There was a lot of sand in the channels between rocks, too.
Normally those channels are deeper. You can see that some anemones were able to reach to the surface of the sand, but many more are buried, along with any other critters and algae unfortunate enough to be attached to the lower vertical surfaces. And while some of them will either suffocate or be scoured off as the sand washes away, many will survive and be ready to get on with life.
The second surprise of the day was a bright orange object. What I could see of it was about as big as my thumb, and at first I thought it was a nudibranch. Then when I crept closer for a better look, what popped into my head was "snailfish". Which was an odd thing, because I'd never seen a snailfish before. But something about the creature's posture looked somehow familiar.
Fortunately I had the presence of mind to take photos before trying to draw this little fish, because this is all I had time to get:
When I spooked the critter it took off really fast, confirming that it was no nudibranch. It was, indeed, a snailfish! It came to rest in a small hole in a rock, from where it looked out at me.
The snailfishes are a very poorly studied group. As a group they are related to the sculpins. There are snailfishes throughout the northern temperate and polar regions, from the intertidal to the deep sea. iNaturalist shows 43 observations of L. florae, eight of which are in California.

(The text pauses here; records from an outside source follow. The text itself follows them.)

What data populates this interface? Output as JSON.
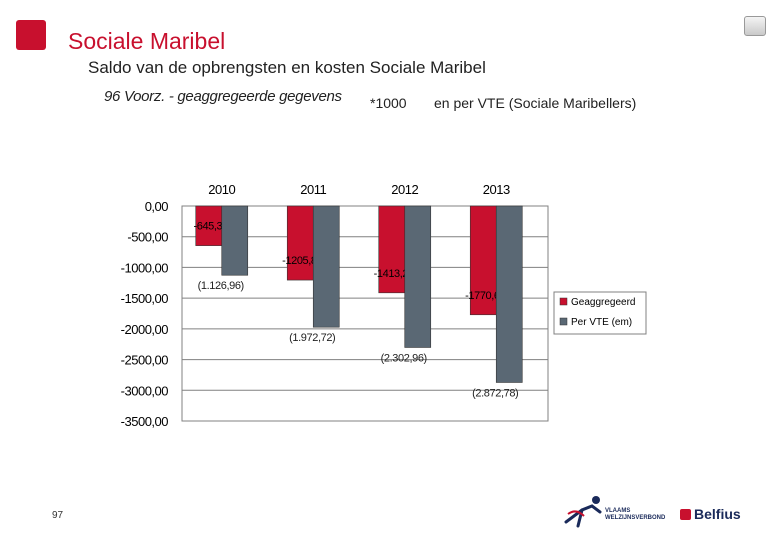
{
  "header": {
    "title": "Sociale Maribel",
    "subtitle": "Saldo van de opbrengsten en kosten Sociale Maribel",
    "figure_label": "96 Voorz. - geaggregeerde gegevens",
    "unit_note": "*1000",
    "vte_note": "en per VTE (Sociale Maribellers)"
  },
  "footer": {
    "page_number": "97",
    "vv_logo_text": "VLAAMS\nWELZIJNSVERBOND"
  },
  "brand": {
    "accent": "#c8102e",
    "logo_name": "Belfius"
  },
  "chart_data": {
    "type": "bar",
    "categories": [
      "2010",
      "2011",
      "2012",
      "2013"
    ],
    "series": [
      {
        "name": "Geaggregeerd",
        "color": "#c8102e",
        "values": [
          -645.32,
          -1205.85,
          -1413.27,
          -1770.67
        ],
        "labels": [
          "-645,32",
          "-1205,85",
          "-1413,27",
          "-1770,67"
        ]
      },
      {
        "name": "Per VTE (em)",
        "color": "#5a6874",
        "values": [
          -1126.96,
          -1972.72,
          -2302.96,
          -2872.78
        ],
        "labels": [
          "(1.126,96)",
          "(1.972,72)",
          "(2.302,96)",
          "(2.872,78)"
        ]
      }
    ],
    "yticks": [
      0,
      -500,
      -1000,
      -1500,
      -2000,
      -2500,
      -3000,
      -3500
    ],
    "ytick_labels": [
      "0,00",
      "-500,00",
      "-1000,00",
      "-1500,00",
      "-2000,00",
      "-2500,00",
      "-3000,00",
      "-3500,00"
    ],
    "ylim": [
      -3500,
      0
    ],
    "grid": true,
    "legend": "right",
    "xaxis_position": "top"
  }
}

Before yesterday, none had been recorded at Davenport Landing.
So there you have it, a snailfish! We don't know much about any of the snailfish species, even the intertidal ones. They apparently have pelvic fins modified to from a sucker, similar to the clingfishes, but I didn't have a chance to examine this specimen closely enough to confirm that. I don't know why they are called snailfishes, either. They're not snail-shaped at all.
Now, about that thing up there where I said "snailfish" came to mind even though I'd never seen one before. That happens quite a bit—a name will jump into my head before I've had a chance to think about it. Sometimes I'm wrong, but often I'm right. I know I hadn't seen a live snailfish before, but obviously I'd seen photos of them or I wouldn't have been able to recognize this orange creature as being one. It's fascinating how the brain forms search images, isn't it?